Page added on March 25, 2007
By Nikolai Osokin, glaciologist at the Institute of Geography, the Russian Academy of Sciences
In the permafrost zones, a layer melts in the summer, when the temperature rises above zero. However, in the winter this layer freezes again. This is a normal process: what melts, freezes. Yet if a winter is abnormally warm, this seasonal melted layer may not freeze back. Then the so-called “talik,” a layer with a temperature of around zero, is formed. This is a very unpleasant thing for buildings and pipelines.
It seems that the permafrost should be melting if the temperature is rising. However, many areas are witnessing the opposite. The average annual temperature is getting higher, but the permafrost remains and has even started to spread. Why? An important factor is the snow cover. Global warming reduces it, therefore making the heat insulator for the permafrost thinner. Then even weak frosts are enough to freeze the ground deeper below the surface.

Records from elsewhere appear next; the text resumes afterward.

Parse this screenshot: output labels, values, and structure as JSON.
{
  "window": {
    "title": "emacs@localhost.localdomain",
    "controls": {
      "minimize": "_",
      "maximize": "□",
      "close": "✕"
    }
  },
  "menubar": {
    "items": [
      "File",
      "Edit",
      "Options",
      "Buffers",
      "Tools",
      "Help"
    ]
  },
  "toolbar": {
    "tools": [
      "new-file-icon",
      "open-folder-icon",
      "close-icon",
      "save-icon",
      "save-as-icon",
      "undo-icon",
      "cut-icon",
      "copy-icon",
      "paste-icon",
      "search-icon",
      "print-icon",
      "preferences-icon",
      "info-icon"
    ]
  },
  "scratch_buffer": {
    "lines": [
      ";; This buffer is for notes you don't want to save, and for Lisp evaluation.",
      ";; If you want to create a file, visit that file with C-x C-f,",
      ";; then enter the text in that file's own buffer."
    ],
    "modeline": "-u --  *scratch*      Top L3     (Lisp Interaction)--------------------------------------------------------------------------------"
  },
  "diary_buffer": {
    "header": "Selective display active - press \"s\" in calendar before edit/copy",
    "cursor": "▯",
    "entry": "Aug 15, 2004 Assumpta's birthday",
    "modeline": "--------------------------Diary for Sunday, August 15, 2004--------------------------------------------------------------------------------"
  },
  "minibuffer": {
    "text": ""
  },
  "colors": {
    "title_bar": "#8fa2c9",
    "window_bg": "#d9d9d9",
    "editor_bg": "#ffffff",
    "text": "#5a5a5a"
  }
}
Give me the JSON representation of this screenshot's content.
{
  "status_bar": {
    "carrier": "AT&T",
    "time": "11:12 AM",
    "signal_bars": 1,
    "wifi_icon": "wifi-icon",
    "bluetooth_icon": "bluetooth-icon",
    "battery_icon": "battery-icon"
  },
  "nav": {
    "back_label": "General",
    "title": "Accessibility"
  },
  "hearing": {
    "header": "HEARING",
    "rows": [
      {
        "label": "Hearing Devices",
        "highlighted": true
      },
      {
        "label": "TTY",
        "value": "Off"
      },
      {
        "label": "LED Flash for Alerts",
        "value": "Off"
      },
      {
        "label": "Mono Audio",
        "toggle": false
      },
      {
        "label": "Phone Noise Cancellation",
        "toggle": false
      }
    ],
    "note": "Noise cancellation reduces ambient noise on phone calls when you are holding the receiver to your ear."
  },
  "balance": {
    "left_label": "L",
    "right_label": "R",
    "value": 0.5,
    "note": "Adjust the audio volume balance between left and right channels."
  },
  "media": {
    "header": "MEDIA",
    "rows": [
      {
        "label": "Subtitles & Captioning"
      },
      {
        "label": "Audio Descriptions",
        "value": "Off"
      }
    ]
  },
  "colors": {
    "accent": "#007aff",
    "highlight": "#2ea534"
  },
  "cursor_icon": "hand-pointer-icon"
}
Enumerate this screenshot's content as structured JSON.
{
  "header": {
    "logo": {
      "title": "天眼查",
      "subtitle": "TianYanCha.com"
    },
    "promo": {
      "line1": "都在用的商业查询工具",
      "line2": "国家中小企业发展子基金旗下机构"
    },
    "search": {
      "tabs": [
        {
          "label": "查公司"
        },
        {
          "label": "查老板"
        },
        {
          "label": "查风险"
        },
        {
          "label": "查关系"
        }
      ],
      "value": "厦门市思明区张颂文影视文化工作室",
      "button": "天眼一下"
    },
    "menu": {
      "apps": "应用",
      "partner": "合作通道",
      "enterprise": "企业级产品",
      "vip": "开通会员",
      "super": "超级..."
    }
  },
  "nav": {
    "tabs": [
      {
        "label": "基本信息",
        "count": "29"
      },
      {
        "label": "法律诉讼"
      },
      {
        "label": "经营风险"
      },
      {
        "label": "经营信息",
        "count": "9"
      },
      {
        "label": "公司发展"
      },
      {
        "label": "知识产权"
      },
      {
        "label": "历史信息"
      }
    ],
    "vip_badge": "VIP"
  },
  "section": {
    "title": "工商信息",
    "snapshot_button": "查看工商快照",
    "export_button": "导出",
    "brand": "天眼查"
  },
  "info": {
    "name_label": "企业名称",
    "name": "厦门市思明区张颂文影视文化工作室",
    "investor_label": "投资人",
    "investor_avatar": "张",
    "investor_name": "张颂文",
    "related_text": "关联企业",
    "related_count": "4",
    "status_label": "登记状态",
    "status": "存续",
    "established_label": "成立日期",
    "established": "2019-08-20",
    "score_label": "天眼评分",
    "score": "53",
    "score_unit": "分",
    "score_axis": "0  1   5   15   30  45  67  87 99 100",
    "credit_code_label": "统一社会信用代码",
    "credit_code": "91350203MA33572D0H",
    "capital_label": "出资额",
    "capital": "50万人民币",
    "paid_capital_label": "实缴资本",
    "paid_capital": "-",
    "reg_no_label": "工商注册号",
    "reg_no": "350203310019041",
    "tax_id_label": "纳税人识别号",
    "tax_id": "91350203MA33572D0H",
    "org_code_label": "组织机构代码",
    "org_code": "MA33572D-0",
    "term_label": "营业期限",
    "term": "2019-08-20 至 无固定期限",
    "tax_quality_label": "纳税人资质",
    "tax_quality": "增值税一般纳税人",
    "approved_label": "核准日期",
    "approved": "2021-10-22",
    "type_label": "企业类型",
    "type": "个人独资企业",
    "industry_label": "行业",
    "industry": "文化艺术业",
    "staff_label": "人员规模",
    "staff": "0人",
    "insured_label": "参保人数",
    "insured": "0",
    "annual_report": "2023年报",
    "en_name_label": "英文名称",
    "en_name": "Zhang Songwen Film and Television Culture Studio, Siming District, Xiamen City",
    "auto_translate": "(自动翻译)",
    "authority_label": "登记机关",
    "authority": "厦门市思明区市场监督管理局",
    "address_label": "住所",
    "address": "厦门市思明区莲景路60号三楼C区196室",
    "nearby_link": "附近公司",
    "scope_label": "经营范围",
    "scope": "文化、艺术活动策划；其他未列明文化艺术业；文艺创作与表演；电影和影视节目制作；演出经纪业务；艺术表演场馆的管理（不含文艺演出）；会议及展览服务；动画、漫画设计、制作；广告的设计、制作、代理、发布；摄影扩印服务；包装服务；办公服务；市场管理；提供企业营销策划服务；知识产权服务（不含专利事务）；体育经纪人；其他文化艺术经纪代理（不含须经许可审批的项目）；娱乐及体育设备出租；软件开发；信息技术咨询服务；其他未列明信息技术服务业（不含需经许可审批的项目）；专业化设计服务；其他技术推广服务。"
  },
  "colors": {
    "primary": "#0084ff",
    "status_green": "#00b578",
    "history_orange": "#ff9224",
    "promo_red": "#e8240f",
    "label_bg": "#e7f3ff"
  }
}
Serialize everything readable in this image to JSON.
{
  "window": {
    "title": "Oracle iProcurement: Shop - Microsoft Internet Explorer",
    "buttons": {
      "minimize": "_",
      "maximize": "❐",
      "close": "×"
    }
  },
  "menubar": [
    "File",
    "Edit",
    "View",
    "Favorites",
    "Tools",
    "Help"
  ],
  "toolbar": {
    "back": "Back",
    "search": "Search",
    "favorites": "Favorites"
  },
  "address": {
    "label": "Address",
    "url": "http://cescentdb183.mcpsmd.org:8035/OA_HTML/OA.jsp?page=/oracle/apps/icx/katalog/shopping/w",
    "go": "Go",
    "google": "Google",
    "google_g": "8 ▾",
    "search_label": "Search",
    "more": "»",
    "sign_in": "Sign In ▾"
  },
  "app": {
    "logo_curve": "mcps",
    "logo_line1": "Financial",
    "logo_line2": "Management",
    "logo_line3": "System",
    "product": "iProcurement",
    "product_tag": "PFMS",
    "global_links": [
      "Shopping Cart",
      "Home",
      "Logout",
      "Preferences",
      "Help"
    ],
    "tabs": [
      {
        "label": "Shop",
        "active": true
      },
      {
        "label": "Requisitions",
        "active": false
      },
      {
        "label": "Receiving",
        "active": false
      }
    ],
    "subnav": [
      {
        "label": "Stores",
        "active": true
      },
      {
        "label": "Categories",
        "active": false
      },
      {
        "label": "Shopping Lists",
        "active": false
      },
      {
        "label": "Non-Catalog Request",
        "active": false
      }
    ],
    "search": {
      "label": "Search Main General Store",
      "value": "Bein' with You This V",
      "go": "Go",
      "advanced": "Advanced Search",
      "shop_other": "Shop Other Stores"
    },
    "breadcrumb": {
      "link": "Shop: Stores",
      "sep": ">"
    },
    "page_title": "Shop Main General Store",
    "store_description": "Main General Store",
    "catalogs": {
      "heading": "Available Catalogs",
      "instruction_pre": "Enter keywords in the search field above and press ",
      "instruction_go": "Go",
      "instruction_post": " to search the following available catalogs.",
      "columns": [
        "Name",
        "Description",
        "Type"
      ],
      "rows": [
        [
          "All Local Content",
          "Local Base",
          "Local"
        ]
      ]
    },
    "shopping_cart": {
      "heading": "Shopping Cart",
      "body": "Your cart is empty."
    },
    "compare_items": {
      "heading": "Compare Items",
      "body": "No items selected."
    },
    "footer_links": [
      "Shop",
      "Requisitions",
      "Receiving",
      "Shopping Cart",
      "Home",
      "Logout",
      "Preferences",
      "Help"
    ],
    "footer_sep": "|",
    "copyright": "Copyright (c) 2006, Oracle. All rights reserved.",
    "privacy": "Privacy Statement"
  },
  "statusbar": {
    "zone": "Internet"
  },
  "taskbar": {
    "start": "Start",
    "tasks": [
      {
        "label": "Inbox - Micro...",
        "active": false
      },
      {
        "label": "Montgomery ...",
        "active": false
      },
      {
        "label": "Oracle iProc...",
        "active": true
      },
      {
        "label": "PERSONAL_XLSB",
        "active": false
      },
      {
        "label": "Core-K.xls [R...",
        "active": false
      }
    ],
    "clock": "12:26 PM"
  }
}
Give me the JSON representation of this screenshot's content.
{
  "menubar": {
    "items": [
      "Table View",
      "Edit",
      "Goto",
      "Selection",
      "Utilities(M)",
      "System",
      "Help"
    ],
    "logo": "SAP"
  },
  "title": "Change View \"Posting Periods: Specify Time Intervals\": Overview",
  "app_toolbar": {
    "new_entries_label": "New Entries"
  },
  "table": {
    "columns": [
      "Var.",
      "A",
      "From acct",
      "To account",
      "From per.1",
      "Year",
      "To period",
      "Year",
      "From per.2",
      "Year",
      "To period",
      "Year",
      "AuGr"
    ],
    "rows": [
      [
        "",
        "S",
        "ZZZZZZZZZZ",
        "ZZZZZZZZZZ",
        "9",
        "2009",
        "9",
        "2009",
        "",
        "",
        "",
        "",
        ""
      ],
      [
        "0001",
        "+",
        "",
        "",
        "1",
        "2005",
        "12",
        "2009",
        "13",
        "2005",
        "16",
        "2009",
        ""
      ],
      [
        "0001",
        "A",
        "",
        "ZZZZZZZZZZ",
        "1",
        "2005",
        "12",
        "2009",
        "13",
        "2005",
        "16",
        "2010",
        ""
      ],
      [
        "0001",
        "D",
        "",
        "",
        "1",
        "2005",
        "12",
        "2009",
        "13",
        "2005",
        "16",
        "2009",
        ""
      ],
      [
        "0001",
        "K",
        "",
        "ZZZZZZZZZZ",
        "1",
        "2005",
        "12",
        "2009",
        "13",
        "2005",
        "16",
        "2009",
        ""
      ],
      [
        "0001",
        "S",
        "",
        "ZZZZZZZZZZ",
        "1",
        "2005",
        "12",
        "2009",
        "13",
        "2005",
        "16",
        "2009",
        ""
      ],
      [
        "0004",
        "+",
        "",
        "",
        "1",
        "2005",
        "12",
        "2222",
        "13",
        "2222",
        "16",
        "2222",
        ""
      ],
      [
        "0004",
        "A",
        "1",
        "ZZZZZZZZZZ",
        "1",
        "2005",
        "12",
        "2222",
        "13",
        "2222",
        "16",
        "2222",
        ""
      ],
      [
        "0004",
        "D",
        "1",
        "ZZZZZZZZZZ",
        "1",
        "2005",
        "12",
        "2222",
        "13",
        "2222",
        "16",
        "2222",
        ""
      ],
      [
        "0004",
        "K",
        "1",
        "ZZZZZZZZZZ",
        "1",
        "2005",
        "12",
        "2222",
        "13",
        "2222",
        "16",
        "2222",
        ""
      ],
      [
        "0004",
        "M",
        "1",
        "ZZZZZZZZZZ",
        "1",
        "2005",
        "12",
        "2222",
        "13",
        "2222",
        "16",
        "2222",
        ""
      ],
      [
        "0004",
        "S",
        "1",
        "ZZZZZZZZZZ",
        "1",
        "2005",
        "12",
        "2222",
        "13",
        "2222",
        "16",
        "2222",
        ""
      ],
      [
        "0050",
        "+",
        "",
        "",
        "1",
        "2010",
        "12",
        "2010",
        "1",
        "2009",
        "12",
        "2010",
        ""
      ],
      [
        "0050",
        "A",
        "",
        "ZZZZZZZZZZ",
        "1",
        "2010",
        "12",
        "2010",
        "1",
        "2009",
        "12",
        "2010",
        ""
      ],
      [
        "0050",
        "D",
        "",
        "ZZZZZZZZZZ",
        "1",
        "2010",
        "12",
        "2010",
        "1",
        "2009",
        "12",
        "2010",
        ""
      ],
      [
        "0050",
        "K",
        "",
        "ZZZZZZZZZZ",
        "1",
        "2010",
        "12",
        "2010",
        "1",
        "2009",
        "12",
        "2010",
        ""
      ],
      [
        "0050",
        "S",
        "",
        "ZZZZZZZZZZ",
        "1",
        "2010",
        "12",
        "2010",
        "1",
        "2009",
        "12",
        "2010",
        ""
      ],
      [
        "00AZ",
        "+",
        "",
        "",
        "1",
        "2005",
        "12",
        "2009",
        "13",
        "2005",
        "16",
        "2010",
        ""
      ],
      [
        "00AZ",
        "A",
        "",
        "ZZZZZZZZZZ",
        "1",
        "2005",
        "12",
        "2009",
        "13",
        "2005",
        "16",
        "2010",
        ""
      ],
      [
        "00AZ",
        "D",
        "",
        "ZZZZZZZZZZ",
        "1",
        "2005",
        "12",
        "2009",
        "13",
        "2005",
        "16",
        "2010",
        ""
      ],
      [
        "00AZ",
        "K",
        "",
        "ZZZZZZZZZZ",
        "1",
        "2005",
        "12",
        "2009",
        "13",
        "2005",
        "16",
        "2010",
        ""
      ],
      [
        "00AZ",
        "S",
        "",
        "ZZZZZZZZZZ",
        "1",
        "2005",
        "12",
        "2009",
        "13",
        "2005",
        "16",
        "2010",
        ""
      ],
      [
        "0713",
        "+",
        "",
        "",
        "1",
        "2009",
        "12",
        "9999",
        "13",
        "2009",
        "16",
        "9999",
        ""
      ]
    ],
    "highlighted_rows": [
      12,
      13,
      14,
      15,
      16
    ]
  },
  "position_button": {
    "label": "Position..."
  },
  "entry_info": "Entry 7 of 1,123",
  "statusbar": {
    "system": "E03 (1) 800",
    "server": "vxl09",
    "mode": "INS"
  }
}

In many places, the frozen ground is 500-800 meters deep. Even if the highest warming forecast comes true and the temperature rises by 3-6 degrees, no more than 20 meters of frozen ground will melt. Some people are afraid that the melting permafrost will pollute the air with methane. However, frozen water takes up only 15% of the 20-meter layer, and the amount of gases dissolved there is insignificant. So we are unlikely to receive such unpleasant surprises from the permafrost within the next hundred years.
Today, scientists fear not so much global warming as changes in atmospheric circulation. In recent years, the so-called western shift has dominated, which means that air masses have been moving from the west eastwards. There has been little mention of the so-called meridian masses, moving from the south to the north and back. Now, however, the meridian shift has become more frequent. If it goes south, it causes a spell of cold weather; if it goes north, it brings warm air masses with a lot of precipitation in the winter. This results in thaws and snow drifts on plains and in heavy snowfalls, avalanches and mudflows in the mountains. Meridian processes have been gaining in frequency lately, which promises different weather anomalies: unusually high and low temperatures, heavy rains and snowfalls and longer droughts, which in turn may lead to natural calamities.